La peinture de Titian illustre le miracle de l’ascension de Marie au ciel. Il utilise la convention commune de déifier l'espace vertical, de sorte que l'image devient plus sacrée à mesure qu'elle monte. À cette fin, la composition est clairement divisée en trois sections: le royaume terrestre où se trouvent les apôtres; au-dessus, la Vierge est soulevée par de gros nuages; au-dessus de la Vierge, la domination rougeoyante, Dieu le Père.

Du point de vue de la composition, ce schéma tripartite est le plus évident d’une complexité d’appareils subtils que l’artiste a utilisés pour donner à l’image un sens de la musique, qui contribuent tous à vénérer davantage la personnalité de la Vierge.

Tout d’abord, il ya la composition triangulaire, composée des deux apôtres en robe rouge qui se trouvent au pied du tableau et qui culmine dans le vêtement rouge de la Vierge, qui guide les yeux du sol au royaume céleste. Cela confère également à l'image une stabilité formelle.

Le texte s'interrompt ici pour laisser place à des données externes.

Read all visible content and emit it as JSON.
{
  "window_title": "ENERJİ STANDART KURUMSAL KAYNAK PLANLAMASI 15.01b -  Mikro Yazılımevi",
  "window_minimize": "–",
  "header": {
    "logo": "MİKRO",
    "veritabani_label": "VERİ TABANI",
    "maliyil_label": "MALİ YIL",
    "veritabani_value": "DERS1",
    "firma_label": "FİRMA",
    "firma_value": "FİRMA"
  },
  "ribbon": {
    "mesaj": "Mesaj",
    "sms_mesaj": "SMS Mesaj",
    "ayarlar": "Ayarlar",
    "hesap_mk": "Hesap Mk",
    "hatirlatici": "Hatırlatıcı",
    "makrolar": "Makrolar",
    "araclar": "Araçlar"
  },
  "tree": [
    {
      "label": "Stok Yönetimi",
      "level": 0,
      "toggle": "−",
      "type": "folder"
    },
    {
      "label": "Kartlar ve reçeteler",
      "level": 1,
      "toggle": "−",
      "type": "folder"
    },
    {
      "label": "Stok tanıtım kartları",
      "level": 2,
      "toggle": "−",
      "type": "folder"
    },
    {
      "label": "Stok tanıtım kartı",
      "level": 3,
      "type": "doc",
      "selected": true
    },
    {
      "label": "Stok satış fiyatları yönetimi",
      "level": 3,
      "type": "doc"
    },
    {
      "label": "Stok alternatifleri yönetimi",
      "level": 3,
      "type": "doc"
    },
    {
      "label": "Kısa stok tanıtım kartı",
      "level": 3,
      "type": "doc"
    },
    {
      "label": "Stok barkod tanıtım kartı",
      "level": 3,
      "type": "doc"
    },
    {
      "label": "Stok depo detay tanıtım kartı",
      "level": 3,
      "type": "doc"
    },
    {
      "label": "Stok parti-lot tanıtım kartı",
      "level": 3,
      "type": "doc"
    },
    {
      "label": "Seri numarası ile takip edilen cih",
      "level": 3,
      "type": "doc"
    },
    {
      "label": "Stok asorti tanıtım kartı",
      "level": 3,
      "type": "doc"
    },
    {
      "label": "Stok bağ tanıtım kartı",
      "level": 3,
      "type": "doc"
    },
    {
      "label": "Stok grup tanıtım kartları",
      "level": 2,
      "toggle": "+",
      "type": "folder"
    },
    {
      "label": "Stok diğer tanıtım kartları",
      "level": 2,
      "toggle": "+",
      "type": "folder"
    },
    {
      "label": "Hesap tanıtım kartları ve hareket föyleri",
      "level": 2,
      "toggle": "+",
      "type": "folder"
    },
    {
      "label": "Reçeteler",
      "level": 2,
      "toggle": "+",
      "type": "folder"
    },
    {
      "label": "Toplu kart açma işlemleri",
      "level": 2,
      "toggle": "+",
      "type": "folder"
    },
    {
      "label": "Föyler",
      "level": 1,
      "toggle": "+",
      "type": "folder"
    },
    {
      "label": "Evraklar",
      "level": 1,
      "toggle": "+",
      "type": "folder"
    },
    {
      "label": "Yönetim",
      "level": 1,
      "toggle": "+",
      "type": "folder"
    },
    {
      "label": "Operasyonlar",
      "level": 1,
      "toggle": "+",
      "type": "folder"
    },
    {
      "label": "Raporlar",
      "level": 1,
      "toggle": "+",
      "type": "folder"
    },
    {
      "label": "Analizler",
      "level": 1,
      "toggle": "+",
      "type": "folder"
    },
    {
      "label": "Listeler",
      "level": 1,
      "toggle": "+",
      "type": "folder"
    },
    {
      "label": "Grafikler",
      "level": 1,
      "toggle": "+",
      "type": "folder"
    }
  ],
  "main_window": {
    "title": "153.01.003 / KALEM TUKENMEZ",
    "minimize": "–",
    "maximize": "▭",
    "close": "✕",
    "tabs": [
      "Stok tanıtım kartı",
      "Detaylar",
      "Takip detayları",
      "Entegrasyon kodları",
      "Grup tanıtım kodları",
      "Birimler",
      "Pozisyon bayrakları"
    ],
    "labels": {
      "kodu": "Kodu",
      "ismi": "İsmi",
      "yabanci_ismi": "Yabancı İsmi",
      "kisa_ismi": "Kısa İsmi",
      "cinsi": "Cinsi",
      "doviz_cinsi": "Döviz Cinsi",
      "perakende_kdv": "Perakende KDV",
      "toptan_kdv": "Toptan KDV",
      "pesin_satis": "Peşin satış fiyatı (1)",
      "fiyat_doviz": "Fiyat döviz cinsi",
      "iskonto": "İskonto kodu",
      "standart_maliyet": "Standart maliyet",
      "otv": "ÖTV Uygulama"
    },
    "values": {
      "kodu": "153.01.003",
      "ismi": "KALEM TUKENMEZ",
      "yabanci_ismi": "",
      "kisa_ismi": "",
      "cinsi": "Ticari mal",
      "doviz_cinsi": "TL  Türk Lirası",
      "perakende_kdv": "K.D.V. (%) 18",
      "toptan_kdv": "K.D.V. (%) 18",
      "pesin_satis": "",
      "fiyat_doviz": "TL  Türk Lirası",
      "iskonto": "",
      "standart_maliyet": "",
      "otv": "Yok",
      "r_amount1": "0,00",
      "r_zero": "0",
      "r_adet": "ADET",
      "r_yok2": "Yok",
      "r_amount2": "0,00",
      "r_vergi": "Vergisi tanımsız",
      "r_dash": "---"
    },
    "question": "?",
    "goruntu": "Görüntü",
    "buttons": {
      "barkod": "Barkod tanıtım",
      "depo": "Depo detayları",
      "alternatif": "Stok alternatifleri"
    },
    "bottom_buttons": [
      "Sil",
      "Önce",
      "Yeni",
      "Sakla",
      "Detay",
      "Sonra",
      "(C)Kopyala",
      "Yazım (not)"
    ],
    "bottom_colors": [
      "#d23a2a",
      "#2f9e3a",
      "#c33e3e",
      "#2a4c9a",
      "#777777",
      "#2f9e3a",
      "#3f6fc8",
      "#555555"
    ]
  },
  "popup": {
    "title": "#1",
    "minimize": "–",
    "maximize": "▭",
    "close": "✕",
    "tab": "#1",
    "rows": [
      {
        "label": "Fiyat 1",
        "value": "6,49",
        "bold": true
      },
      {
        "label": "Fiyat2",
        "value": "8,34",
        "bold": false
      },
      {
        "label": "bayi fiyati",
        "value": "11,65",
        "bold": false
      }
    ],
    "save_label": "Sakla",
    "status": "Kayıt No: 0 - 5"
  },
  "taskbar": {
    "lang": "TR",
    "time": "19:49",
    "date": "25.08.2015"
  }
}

Compositions triangulaires et en spirale (ci-dessus). «Assomption de la Vierge» de Titian, 1516-1518, via Wikimedia Commons, modifié par l'auteur

Vient ensuite la forme en spirale plus subtile inspirée et émanant du châle bleu de la Vierge, conférant une certaine animation à la composition et entraînant à nouveau l’œil sur la Vierge.

Plus élégamment et plus simplement, la moitié supérieure du tableau forme un cercle parfait formé par les bords incurvés du nuage et la tête arrondie du panneau, au centre même de laquelle se trouve la tête de la Vierge.

La gestion globale de la lumière et de l’espace par Titian est magistrale, de même que sa description et sa variété de formes humaines. Il suffit de regarder la pléthore de chérubins qui ornent le nuage, comment chacun est individualisé - chanter ou jouer d'un instrument de musique - tout en se fondant également dans la vague montante d'animation.

Il n’est donc pas étonnant que ce tableau ait valu au Titien de nombreuses éloges et l’ait mis sur la voie pour devenir l’un des plus grands peintres d’Italie. Il est mort en 1576 et est enterré dans la même église où ce chef-d'œuvre est suspendu.